Piala Afrika 2017 Belum Rasa Eropa



Pierre-Emerick Aubameyang, kapten timnas Gabon saat menghadapi Kamerun di Piala Afrika 2017/eurosport.com
 Sebelum kick off Piala Afrika atau African Cup of Nations atau AFCON 2017 di Gabon, mengemuka aneka perkiraan dan harapan. Tidak hanya terkait prediksi tim-tim yang bakal mencuri panggung dan merebut perhatian, juga warna sepak bola yang akan terlihat selama pagelaran sejak 14 Januari hingga 5 Februari nanti. 

Hampir dari seluruh 16 negara yang ambil bagian memiliki perwakilan yang tampil di kompetisi elit di benuar Eropa. Bahkan beberapa negara benar-benar bertumpu pada para pemain yang wira-wiri di sepak bola mancanegara. Bukan rahasia lagi Afrika adalah benua sepak bola, gudang para pemain berbakat. Negara-negara seperti Nigeria, Afrika Selatan, Ghana, Pantai Gading, Maroko, Senegal, Mesir dan Kamerun tak pernah henti melahirkan para pemain berbakat yang laris manis di kompetisi Eropa.
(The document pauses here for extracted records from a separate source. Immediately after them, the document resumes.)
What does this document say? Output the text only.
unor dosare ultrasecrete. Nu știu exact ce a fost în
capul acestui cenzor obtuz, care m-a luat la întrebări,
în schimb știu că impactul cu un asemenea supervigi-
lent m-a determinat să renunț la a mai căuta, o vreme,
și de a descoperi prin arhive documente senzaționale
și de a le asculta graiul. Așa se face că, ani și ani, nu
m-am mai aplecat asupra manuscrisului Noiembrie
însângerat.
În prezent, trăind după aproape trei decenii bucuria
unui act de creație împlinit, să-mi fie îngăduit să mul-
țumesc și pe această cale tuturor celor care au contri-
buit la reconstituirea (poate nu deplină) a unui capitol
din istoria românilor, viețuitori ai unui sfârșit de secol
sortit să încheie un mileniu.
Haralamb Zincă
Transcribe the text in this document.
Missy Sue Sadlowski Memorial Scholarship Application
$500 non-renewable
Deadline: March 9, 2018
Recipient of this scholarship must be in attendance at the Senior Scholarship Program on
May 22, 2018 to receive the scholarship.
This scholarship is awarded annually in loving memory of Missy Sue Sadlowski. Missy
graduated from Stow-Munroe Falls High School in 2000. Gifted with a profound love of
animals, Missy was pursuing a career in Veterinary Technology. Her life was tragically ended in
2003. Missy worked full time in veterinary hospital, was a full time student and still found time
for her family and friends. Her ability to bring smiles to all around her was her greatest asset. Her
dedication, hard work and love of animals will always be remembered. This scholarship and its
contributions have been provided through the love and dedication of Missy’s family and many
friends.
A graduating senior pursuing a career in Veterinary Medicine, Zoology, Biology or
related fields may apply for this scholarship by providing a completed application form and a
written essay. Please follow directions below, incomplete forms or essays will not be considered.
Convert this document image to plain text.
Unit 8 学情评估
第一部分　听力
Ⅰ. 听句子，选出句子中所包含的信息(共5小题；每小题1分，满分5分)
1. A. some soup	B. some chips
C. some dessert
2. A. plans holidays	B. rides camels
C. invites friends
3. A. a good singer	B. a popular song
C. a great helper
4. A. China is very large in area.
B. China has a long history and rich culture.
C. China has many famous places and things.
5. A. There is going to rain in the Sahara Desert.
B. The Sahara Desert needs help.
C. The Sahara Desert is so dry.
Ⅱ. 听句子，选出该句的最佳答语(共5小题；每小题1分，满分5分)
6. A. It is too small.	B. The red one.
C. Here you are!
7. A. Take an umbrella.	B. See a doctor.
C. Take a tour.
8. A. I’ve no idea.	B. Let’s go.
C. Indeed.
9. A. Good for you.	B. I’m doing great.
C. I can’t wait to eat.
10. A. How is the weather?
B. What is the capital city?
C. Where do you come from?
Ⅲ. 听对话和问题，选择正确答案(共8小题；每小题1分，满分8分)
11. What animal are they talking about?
Tak pelak salah satu perkiraan, lebih tepatnya harapan, jelang pesta sepak bola bangsa-bangsa Afrika ini adalah mendapatkan tontonan menarik dan menghibur di antaranya melalui pertarungan antara para pemain bintang dengan membawa rasa sepak bola Eropa. Dengan kata lain Piala Afrika tak ubahnya panggung mini yang memperlihatkan cita rasa sepak bola menyerang, atraktif dan menghibur. Di sana ada gol-gol indah yang tercipta setelah melewatkan pertarungan sengit dan seimbang. Setelah menyelesaikan babak penyisihan grup, adakah rasa Eropa di Piala Afrika edisi ke-31 ini? 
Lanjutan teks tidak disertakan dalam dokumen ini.